Latest update November 15th, 2024 1:00 AM
Aug 27, 2010 Editorial
Fidel Castro was pronounced to be in “magnificent” health by his admirer Hugo Chavez, who had just spent five hours with him. Earlier this month, Castro had addressed the Cuban Parliament, dressed in his familiar olive-green fatigues with his brother Raul, to whom he had relinquished the Presidency, at his side. With the world breathlessly following the state of his health, has history absolved him, as he predicted fifty-seven years ago?
In 1953, the then twenty-seven year-old Castro had launched the ‘Moncada Insurrection’ against the Batista dictatorship. After it crumbled against superior forces, Castro – a trained lawyer – defended his cohorts in court and made the prediction after a four-hour summation of his arguments. The charges against the majority were dropped and Castro and the remainder were freed after two years of public pressure. They left for Mexico to prepare for the “revolution”.
Returning on a decrepit boat, “Granma” in 1956, Castro and 82 others – including Raul and the Argentinian doctor Ernesto “Che” Guevara – launched the most successful and famous guerrilla movement of the 20th century. From his base in the Sierra Maestra Mountains, they took on and by 1959 defeated the 50,000 strong army of Batista, who was backed by the US military and financial elites. It was a victory that inspired anti-colonial forces across the world – including, of course, those in the then British Guiana.
The US under the Einsenhower administration took Castro’s victory as a personal affront, even though many progressives looked favourably at the revolutionaries. Castro soon turned to the USSR for support and thereby cast its lot in the Cold War. The succeeding administration of John F. Kennedy, suffered a humiliating defeat when a CIA-sponsored invasion at the Bay of Pigs collapsed and most of the invaders were captured. The US then launched an economic blockade of Cuba that exists to this day. The question that has to be answered is “how did Cuba survive against the might of the greatest power the world has ever seen when even its backer, the USSR, collapsed?”

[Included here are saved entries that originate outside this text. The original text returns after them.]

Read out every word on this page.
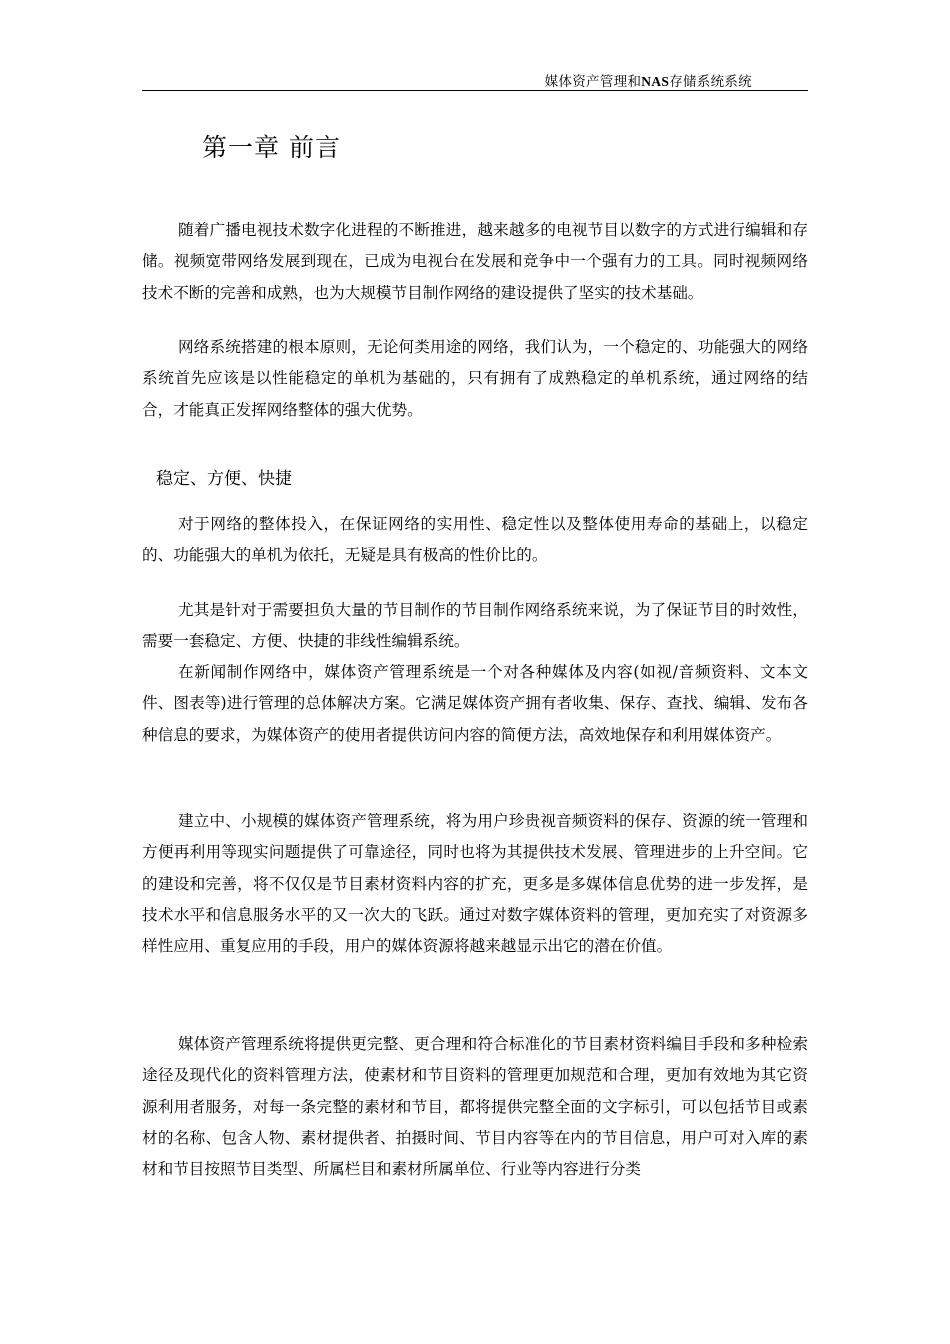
媒体资产管理和NAS存储系统系统
第一章 前言

随着广播电视技术数字化进程的不断推进，越来越多的电视节目以数字的方式进行编辑和存储。视频宽带网络发展到现在，已成为电视台在发展和竞争中一个强有力的工具。同时视频网络技术不断的完善和成熟，也为大规模节目制作网络的建设提供了坚实的技术基础。

网络系统搭建的根本原则，无论何类用途的网络，我们认为，一个稳定的、功能强大的网络系统首先应该是以性能稳定的单机为基础的，只有拥有了成熟稳定的单机系统，通过网络的结合，才能真正发挥网络整体的强大优势。

稳定、方便、快捷

对于网络的整体投入，在保证网络的实用性、稳定性以及整体使用寿命的基础上，以稳定的、功能强大的单机为依托，无疑是具有极高的性价比的。

尤其是针对于需要担负大量的节目制作的节目制作网络系统来说，为了保证节目的时效性，需要一套稳定、方便、快捷的非线性编辑系统。

在新闻制作网络中，媒体资产管理系统是一个对各种媒体及内容(如视/音频资料、文本文件、图表等)进行管理的总体解决方案。它满足媒体资产拥有者收集、保存、查找、编辑、发布各种信息的要求，为媒体资产的使用者提供访问内容的简便方法，高效地保存和利用媒体资产。

建立中、小规模的媒体资产管理系统，将为用户珍贵视音频资料的保存、资源的统一管理和方便再利用等现实问题提供了可靠途径，同时也将为其提供技术发展、管理进步的上升空间。它的建设和完善，将不仅仅是节目素材资料内容的扩充，更多是多媒体信息优势的进一步发挥，是技术水平和信息服务水平的又一次大的飞跃。通过对数字媒体资料的管理，更加充实了对资源多样性应用、重复应用的手段，用户的媒体资源将越来越显示出它的潜在价值。

媒体资产管理系统将提供更完整、更合理和符合标准化的节目素材资料编目手段和多种检索途径及现代化的资料管理方法，使素材和节目资料的管理更加规范和合理，更加有效地为其它资源利用者服务，对每一条完整的素材和节目，都将提供完整全面的文字标引，可以包括节目或素材的名称、包含人物、素材提供者、拍摄时间、节目内容等在内的节目信息，用户可对入库的素材和节目按照节目类型、所属栏目和素材所属单位、行业等内容进行分类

The short answer is “Fidel Castro’s foresight, courage and diplomacy”. Castro chose the socialist path of development with the focus on “social” unlike those that sought to invent shortcuts to industrialization. He remained true to the humane focus of socialism. Whatever may be the criticism of “Castro’s Cuba” no one can question its egalitarian ethos in social welfare – and certainly not the majority of Cubans. Even today, Cuba is taking measured steps to deal with the needed growth in its economy rather than jumping on the neo-liberal bandwagon.
His courage, of course, was displayed not only in repelling the Bay of Pigs invasion, but in surviving several CIA-directed assassination attempts and in committing Cuban troops in Africa to assist in their struggle against colonialism. Unlike the USSR in its heyday, Castro never wavered in his commitment towards socialist ideals. Cuban doctors, in Guyana and in so many other third world countries, are a testament to that commitment, even as our locally trained doctors and nurses are encouraged to emigrate to the “developed” nations.
Castro’s diplomatic savvy was first unveiled during the famous “Missile Crisis” of 1962, when the world was brought to the brink of nuclear war between the US and the USSR. Even though the Russian missiles had to be removed, the supposedly inviolable Monroe Doctrine had to be loosened for Cuba. But not for Guyana, as we should know to our cost. Everyone predicted that with the disappearance of Russian subsidies after 1989, Cuba would collapse. But his fidelity to the socialist banner earned him new friends that have responded favourably to his outreach. Cuba stands firm and unbowed.
There is, of course, the matter of the lack of free and fair elections in Cuba. While this criticism comes most frequently from those in Guyana that do not give much shrift to elections leading to democracy here, it cannot be ignored. With the measured innovations presently in train, however, it would appear on balance, that history will absolve Fidel Castro.